Old Roots, New Routes'essayists frequently drive definitions of alt.country that are cultural, not musical, and careen easily around questions of generational perspectives ("much alt.country, like other 1990s retro movements, wanted to be about the boomer dead end of a self-proclaimed youth culture aging gracelessly by refusing to admit that youth's window has been slammed shut"). They also wind up in the ditch on the tiresome subject of authenticity: "the alt.country genre and its 'authenticity' are often defined by the genre's shifting position on the urban-rural axis." In an attempt to find traction, an essayist pops the clutch with "alt.country's songwriters often denigrate mainstream country." The problem is that this book is an academic colonization of a perceived sort of music, even if there isn't any one kind of music contained within this ghost idiom, and it does so by virtue of wonderful but nonmusical definitions related more to the perception of the would-be ideal music than any real thing.

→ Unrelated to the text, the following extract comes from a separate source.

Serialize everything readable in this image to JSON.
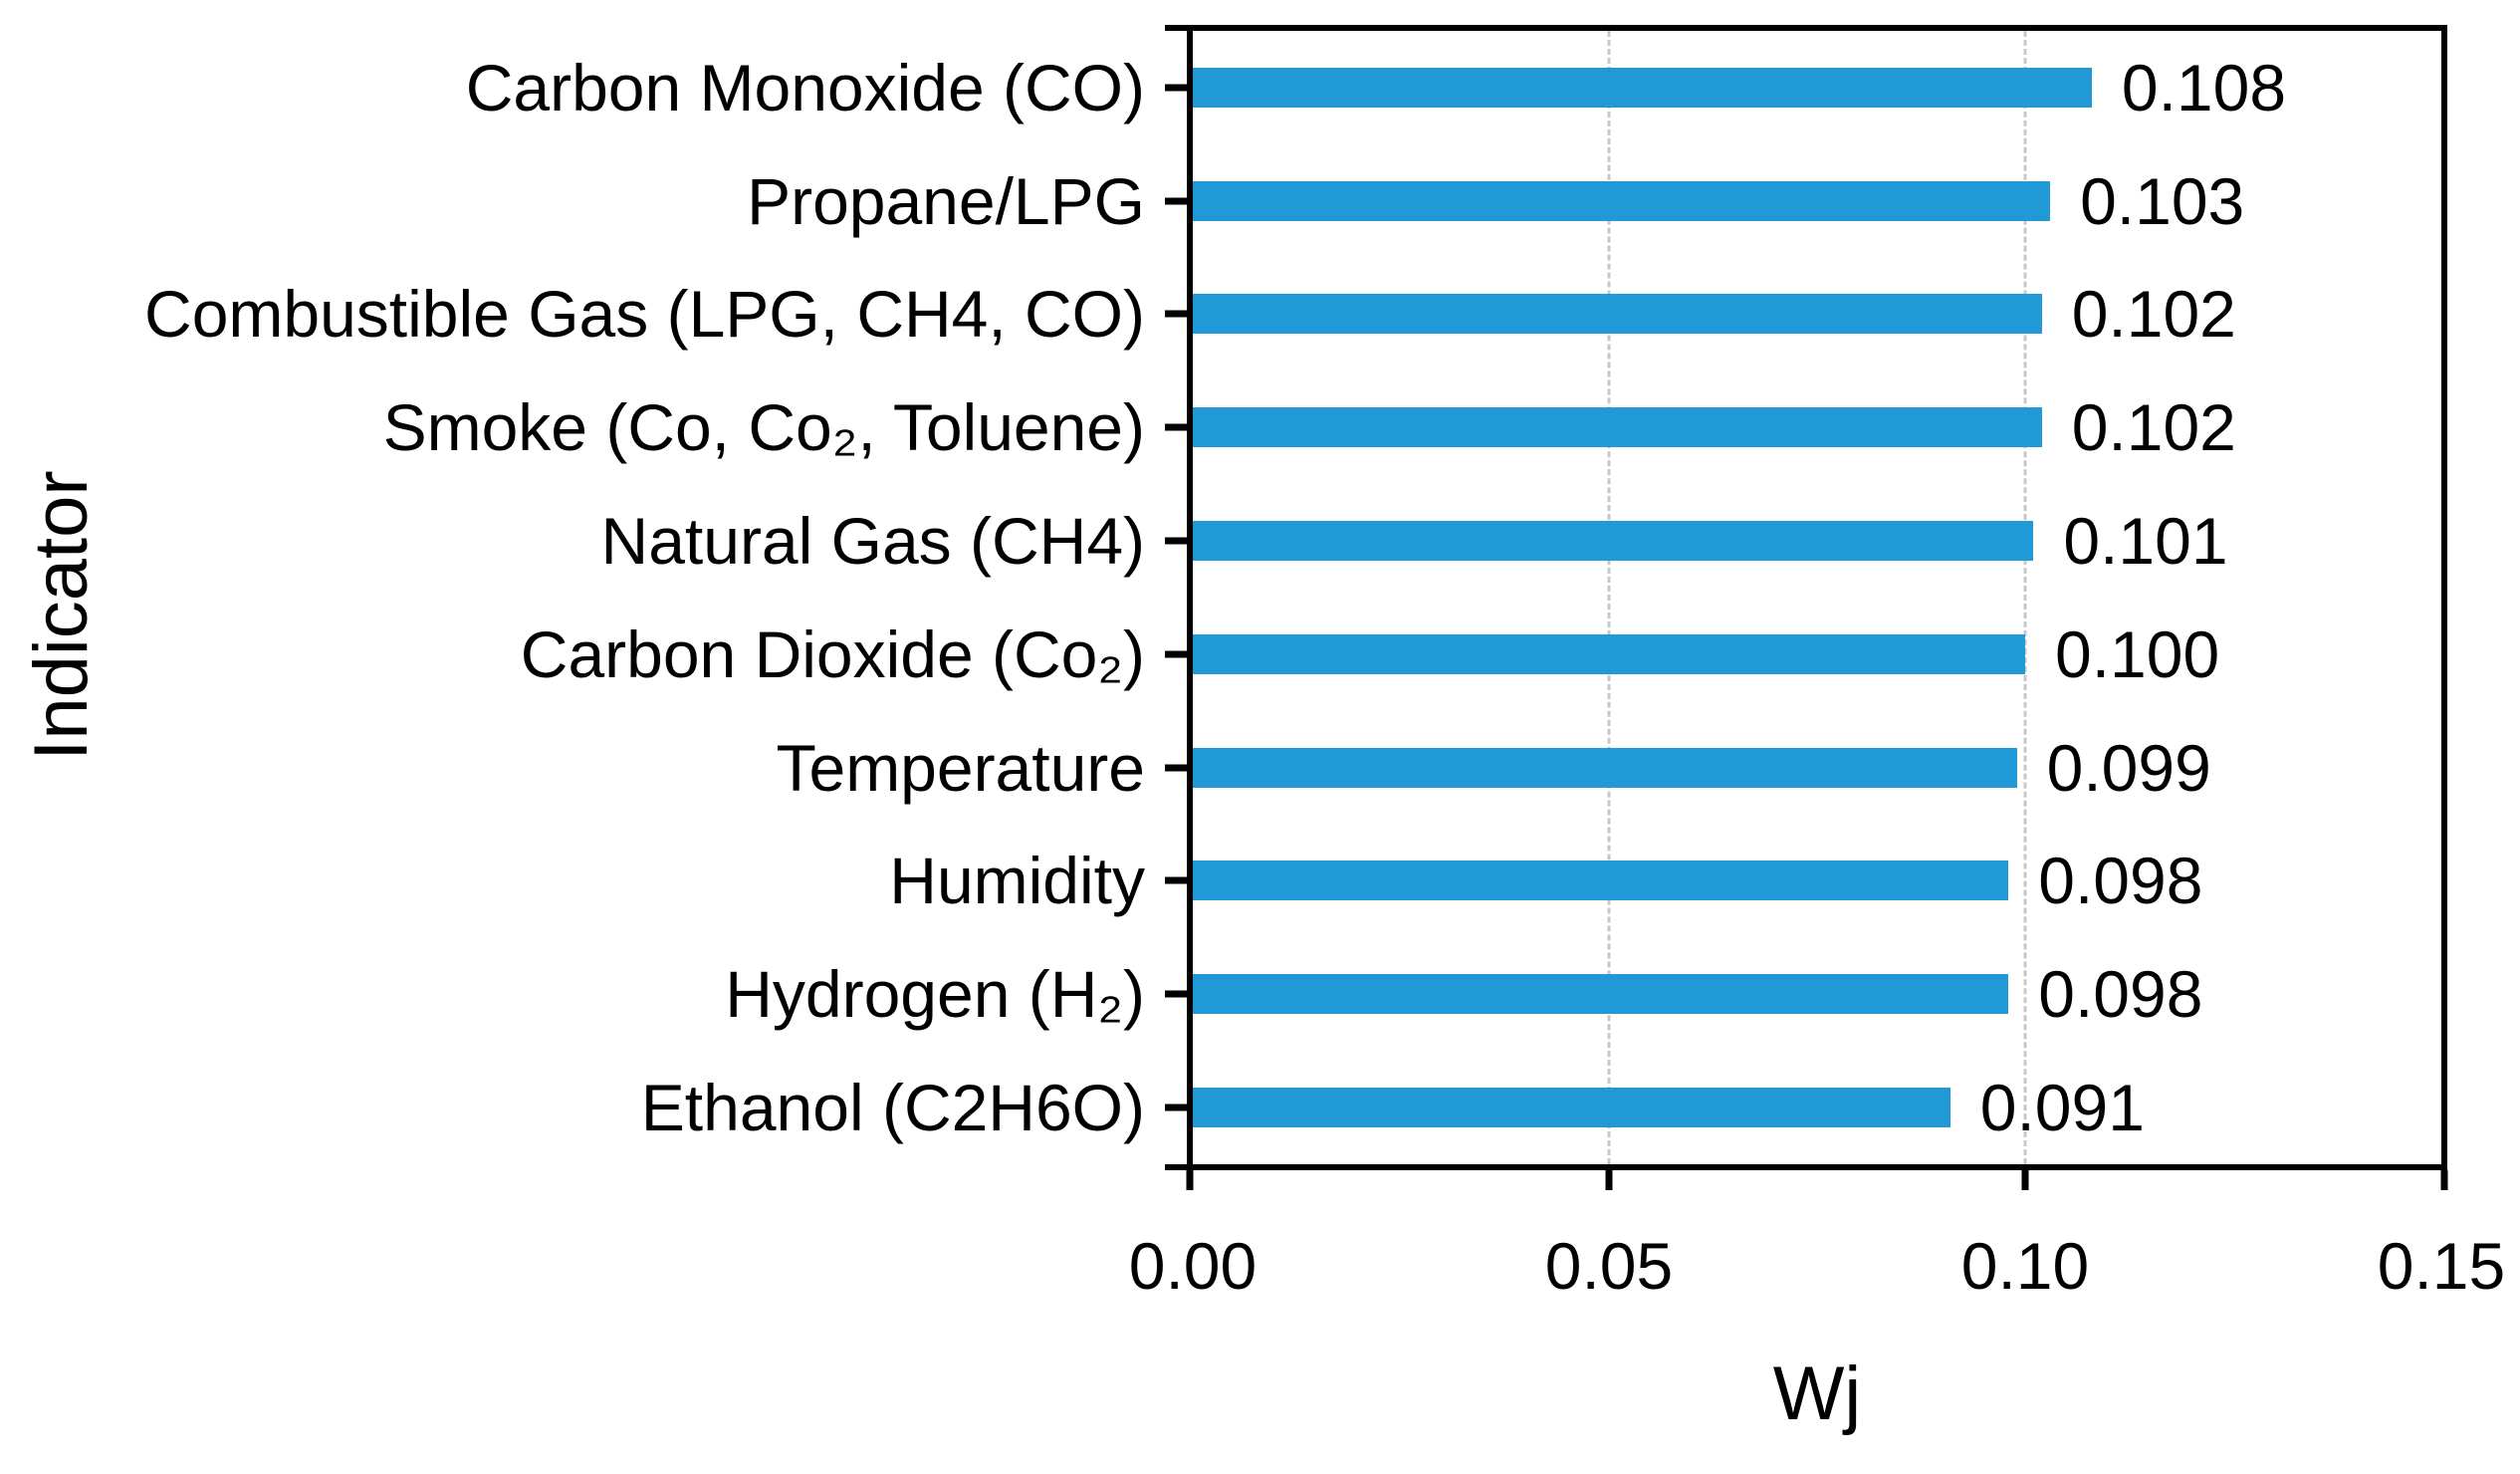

As a work within the area of cultural studies, Old Roots,New Routes is entirely satisfactory. All of the writers are quite brilliant, each in their own chosen field of inquiry, but none come to a definitive consensus regarding the subject category of music. The artists chosen for examination are very predictable (from Son Volt to the Dixie Chicks, neither having much in common except perhaps a penchant to be pop-oriented while disavowing its disabling superficiality) and yet there is not one index entry for Jack White, whose work at some points in its exciting evolution probably comes close to what this book hopes to find.

We all know by now that No Depression, the signature eponym for music of the kind that is never defined in this text or anywhere else for that matter, comes from the Carter Family songbook. A.P. Carter would enjoy knowing that his song catching resulted in a younger generation looking for what he found in the hills and brought to the city. But the myth of the hill country, and the severe reality of the city, do not combine musically except in a virtual world where there are cultural identities that some, like the writers in this book, prefer to consider to be music and not merely startling ways of behaving that do define a new generation that is not lost but merely just not there.